Marc LaBossier, who lives about three kilometres away from the site of the explosion, told CTV Winnipeg that he was sitting in his house Skyping with his girlfriend when he heard a loud explosion.
“I looked in the kitchen and there was a glow, so not knowing what was happening, I thought something was on fire in the kitchen,” he said.
“I jumped out of the chair.
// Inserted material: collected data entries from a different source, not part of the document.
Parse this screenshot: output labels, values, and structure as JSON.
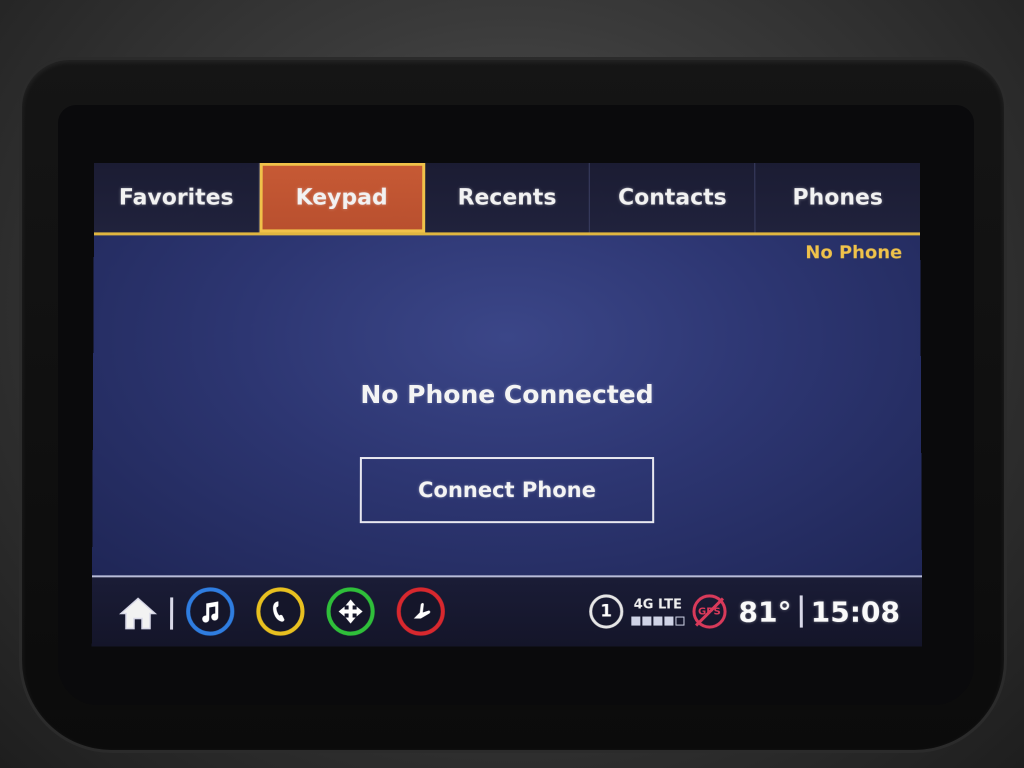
{
  "tabs": [
    {
      "label": "Favorites",
      "active": false
    },
    {
      "label": "Keypad",
      "active": true
    },
    {
      "label": "Recents",
      "active": false
    },
    {
      "label": "Contacts",
      "active": false
    },
    {
      "label": "Phones",
      "active": false
    }
  ],
  "phone_status": "No Phone",
  "main": {
    "title": "No Phone Connected",
    "connect_button": "Connect Phone"
  },
  "statusbar": {
    "apps": [
      {
        "name": "audio",
        "icon": "music-note-icon",
        "color": "#2f7de0"
      },
      {
        "name": "phone",
        "icon": "phone-icon",
        "color": "#e8c020"
      },
      {
        "name": "navigation",
        "icon": "nav-arrows-icon",
        "color": "#2fbf3a"
      },
      {
        "name": "settings",
        "icon": "seat-icon",
        "color": "#d8282e"
      }
    ],
    "notification_count": "1",
    "network": "4G LTE",
    "signal_bars": 4,
    "gps": "GPS",
    "temperature": "81°",
    "time": "15:08"
  },
  "colors": {
    "accent": "#f0c24a",
    "active_tab": "#c75a35",
    "screen_bg": "#2d3672"
  }
}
When I got to the back sliding doors, I actually felt the wave, or whatever, from this thing, and I could see it raging in the background.”
LaBossier said the flames reached 500 to 600 feet into the air.
Soon after the explosion, LaBossier says police officials came to his home and asked him to vacate the property.
He loaded his dogs into his car and waited on the highway, along with several other cars.
LaBossier says he was allowed to return to his house shortly after 3:00 a.m.
John Funk, mayor of the town of Niverville, has told residents that gas service in the area would be shut off for at least several hours.
With temperatures dipping down to -18 degrees Celsius, officials are urging residents to use electric heaters to warm their homes, but to minimize their use as much as possible in order to avoid straining the grid.
RCMP and officials with the fire department and Manitoba Hydro remain at the scene of the explosion.
The Transportation Safety Board of Canada and the National Energy Board are also investigating.
The cause of the fire has not been determined and officials say there is currently no cost estimate on the damage.